Description
A savory and healthy Ground Turkey and Zucchini Skillet recipe that combines lean ground turkey with tender zucchini, aromatic herbs, and Parmesan cheese for a quick and flavorful one-pan meal.
Ingredients
Scale
Protein
- 1 pound ground turkey
Vegetables
- 2 medium zucchinis
- 1/2 medium onion
- 2 cloves garlic
Pantry & Seasonings
- 1 tablespoon olive oil
- 1 teaspoon dried oregano
- 1/2 teaspoon salt
- 1/4 teaspoon black pepper
- 1/4 teaspoon crushed red pepper flakes
- 1/4 cup chicken broth
- 1/4 cup grated Parmesan cheese
Instructions
- Heat the oil: Heat the olive oil in a large skillet over medium heat to prepare for sautéing the aromatics and cooking the turkey.
- Prepare onion: Peel and finely chop the onion to ensure it cooks evenly and releases its sweetness.
- Sauté onion: Add the chopped onion to the skillet and sauté for 3-4 minutes until soft and translucent, building a flavorful base.
- Prepare garlic: Peel and mince the garlic cloves finely to maximize flavor release.
- Cook garlic: Add the minced garlic to the skillet and cook for 30 seconds until fragrant, being careful not to burn it.
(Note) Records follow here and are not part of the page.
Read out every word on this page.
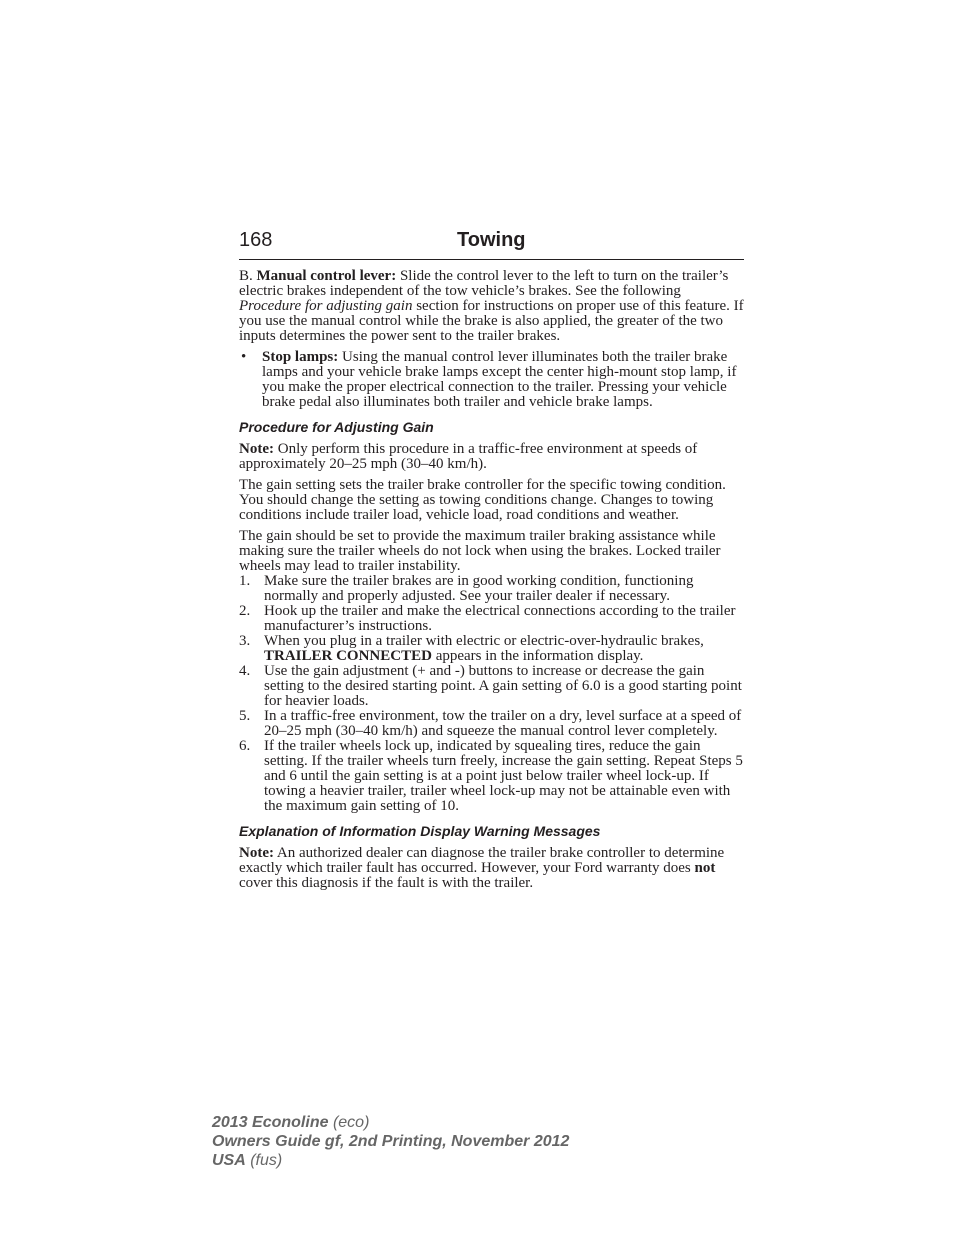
168	Towing

B. Manual control lever: Slide the control lever to the left to turn on the trailer’s electric brakes independent of the tow vehicle’s brakes. See the following Procedure for adjusting gain section for instructions on proper use of this feature. If you use the manual control while the brake is also applied, the greater of the two inputs determines the power sent to the trailer brakes.

• Stop lamps: Using the manual control lever illuminates both the trailer brake lamps and your vehicle brake lamps except the center high-mount stop lamp, if you make the proper electrical connection to the trailer. Pressing your vehicle brake pedal also illuminates both trailer and vehicle brake lamps.
Procedure for Adjusting Gain

Note: Only perform this procedure in a traffic-free environment at speeds of approximately 20–25 mph (30–40 km/h).

The gain setting sets the trailer brake controller for the specific towing condition. You should change the setting as towing conditions change. Changes to towing conditions include trailer load, vehicle load, road conditions and weather.

The gain should be set to provide the maximum trailer braking assistance while making sure the trailer wheels do not lock when using the brakes. Locked trailer wheels may lead to trailer instability.

1. Make sure the trailer brakes are in good working condition, functioning normally and properly adjusted. See your trailer dealer if necessary.
2. Hook up the trailer and make the electrical connections according to the trailer manufacturer’s instructions.
3. When you plug in a trailer with electric or electric-over-hydraulic brakes, TRAILER CONNECTED appears in the information display.
4. Use the gain adjustment (+ and -) buttons to increase or decrease the gain setting to the desired starting point. A gain setting of 6.0 is a good starting point for heavier loads.
5. In a traffic-free environment, tow the trailer on a dry, level surface at a speed of 20–25 mph (30–40 km/h) and squeeze the manual control lever completely.
6. If the trailer wheels lock up, indicated by squealing tires, reduce the gain setting. If the trailer wheels turn freely, increase the gain setting. Repeat Steps 5 and 6 until the gain setting is at a point just below trailer wheel lock-up. If towing a heavier trailer, trailer wheel lock-up may not be attainable even with the maximum gain setting of 10.
Explanation of Information Display Warning Messages

Note: An authorized dealer can diagnose the trailer brake controller to determine exactly which trailer fault has occurred. However, your Ford warranty does not cover this diagnosis if the fault is with the trailer.

2013 Econoline (eco)
Owners Guide gf, 2nd Printing, November 2012
USA (fus)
- Add ground turkey: Crumble the ground turkey into the skillet and break it up with a spoon to promote even cooking.
- Brown turkey: Cook for 6-8 minutes, stirring occasionally, until the turkey is browned fully and no longer pink inside.
- Prepare zucchinis: While turkey cooks, wash the zucchinis, trim their ends and cut lengthwise in half.
- Slice zucchinis: Slice each half into 1/4 inch thick half-moon shapes for even cooking.
- Add zucchini to skillet: Add the sliced zucchini to the browned turkey and stir to combine.
- Cook zucchini: Sauté the mixture for 4-5 minutes, allowing zucchini to soften but keep a bit of firmness.
- Season: Sprinkle dried oregano, salt, black pepper, and crushed red pepper flakes over the skillet and stir in thoroughly.
- Add broth: Pour 1/4 cup chicken broth into the skillet and stir to deglaze and combine flavors.
- Simmer: Reduce heat to low and simmer for 3-4 minutes to meld flavors and reduce liquid slightly.
- Add cheese: Sprinkle grated Parmesan cheese over the skillet and stir until melted and evenly coats the ingredients.
- Adjust seasoning: Taste and add extra salt, pepper, or red pepper flakes as desired to customize flavor.
- Serve: Serve immediately, optionally garnished with extra Parmesan for added richness.
Notes
- Use lean ground turkey for a healthier option and less grease.
- Fresh grated Parmesan gives better melting and flavor than pre-grated.
- Adjust crushed red pepper flakes to control spiciness.
- Chicken broth can be substituted with vegetable broth for a lighter taste.
- This dish pairs well with rice, quinoa, or crusty bread.